I stopped short of flat out telling people not to use proprietary tooling, or to never consider building their applications into proprietary, hosted APIs and tool kits. A lot of companies successfully do this and a lot of the sponsors at the event make their money by providing hosted products that make sense for them. Instead I implored them to think about their choices carefully, and provided a list of things to think about, including the risk of vendor lock-in, price increases, security and reliability concerns and understanding if/how your (and your customer’s!) data will be used by the vendor. Looking back, these were the same things we asked ourselves a decade ago when we shifted to using Linux as the infrastructure platform of choice. Slides from my talk are up here (PDF).


Thanks to Sam Agnew for taking a picture during my talk!

The final talk that really stood out for me came from Rob Treat who spoke on “Production Testing through Monitoring.” There is a lot of focus in the DevOps world around CI with testing, but the truth is you’ll never find all bugs through testing. He shared a handful of funny (but serious!) examples where once in production, users did things that the developers never thought of that caused serious production issues. This wasn’t because they weren’t testing, but instead because our imagination will simply never come up with every potential use, or misuse, of the software we’re building. This is where monitoring and metrics become essential.

As someone with an operations background who really likes monitoring (I run Nagios at home), this seemed obvious to me, but he took it one step further to make it something worth noting: You don’t just monitor basic things like CPU heat, processes running and return codes (in fact, you might be tracking too much of this kind of stuff), you also track things that make sense for your particular business. This returned me to the talk by Jeffery Smith at the DevOps Days in Seattle where he stressed the importance of IT actually understanding the business.

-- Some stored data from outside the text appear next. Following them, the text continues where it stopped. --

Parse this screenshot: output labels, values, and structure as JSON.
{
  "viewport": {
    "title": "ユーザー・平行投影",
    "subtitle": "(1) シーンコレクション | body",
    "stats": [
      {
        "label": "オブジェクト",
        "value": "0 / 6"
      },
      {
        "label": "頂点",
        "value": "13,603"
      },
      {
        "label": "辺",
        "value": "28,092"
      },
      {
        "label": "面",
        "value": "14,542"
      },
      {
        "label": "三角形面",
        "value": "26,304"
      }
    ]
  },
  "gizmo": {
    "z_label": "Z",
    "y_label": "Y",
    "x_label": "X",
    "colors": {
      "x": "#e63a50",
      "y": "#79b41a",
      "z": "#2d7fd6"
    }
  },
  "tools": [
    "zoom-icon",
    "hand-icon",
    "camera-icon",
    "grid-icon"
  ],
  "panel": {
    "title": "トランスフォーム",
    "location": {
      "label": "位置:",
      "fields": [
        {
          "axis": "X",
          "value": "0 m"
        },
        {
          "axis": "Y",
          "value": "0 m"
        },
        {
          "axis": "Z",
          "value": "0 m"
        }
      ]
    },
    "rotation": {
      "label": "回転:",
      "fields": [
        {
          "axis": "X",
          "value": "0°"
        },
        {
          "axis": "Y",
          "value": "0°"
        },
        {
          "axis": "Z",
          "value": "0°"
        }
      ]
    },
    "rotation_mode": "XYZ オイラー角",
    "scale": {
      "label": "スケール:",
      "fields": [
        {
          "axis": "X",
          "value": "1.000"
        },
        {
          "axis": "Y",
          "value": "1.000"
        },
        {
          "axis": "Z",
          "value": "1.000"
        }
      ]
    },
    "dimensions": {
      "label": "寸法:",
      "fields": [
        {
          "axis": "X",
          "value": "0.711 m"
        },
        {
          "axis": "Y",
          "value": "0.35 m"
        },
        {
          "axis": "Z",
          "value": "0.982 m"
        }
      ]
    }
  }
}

Rob demonstrated by walking us through an example of using metrics as they tried to figure out why traffic and sales were lower than normal for a couple days. After looking through a bunch of technical reasons, they finally overlaid email bounce statistics over the data and learned that for a couple days, bounces were higher than normal. Since much of the company’s sales traffic is driven by these emails, that caused a clear problem on those days. Having the data to draw that conclusion was vital, but they wouldn’t have known to collect that data if they hadn’t been tuned into how the company drives sales and the fact that tracking something like email bounces would be valuable.

Huge thanks to the organizers of this event. They did a great job making us feel welcome and making sure we had everything we needed. As speakers we also got amazing Utah-themed gift baskets which they graciously offered to ship to us (couldn’t bring it on the plane due to liquids involved, and I didn’t check a bag). The attendees were great too, everyone I spoke to was very friendly, even after they found out what strong feelings I have about using open source and open standards, hah!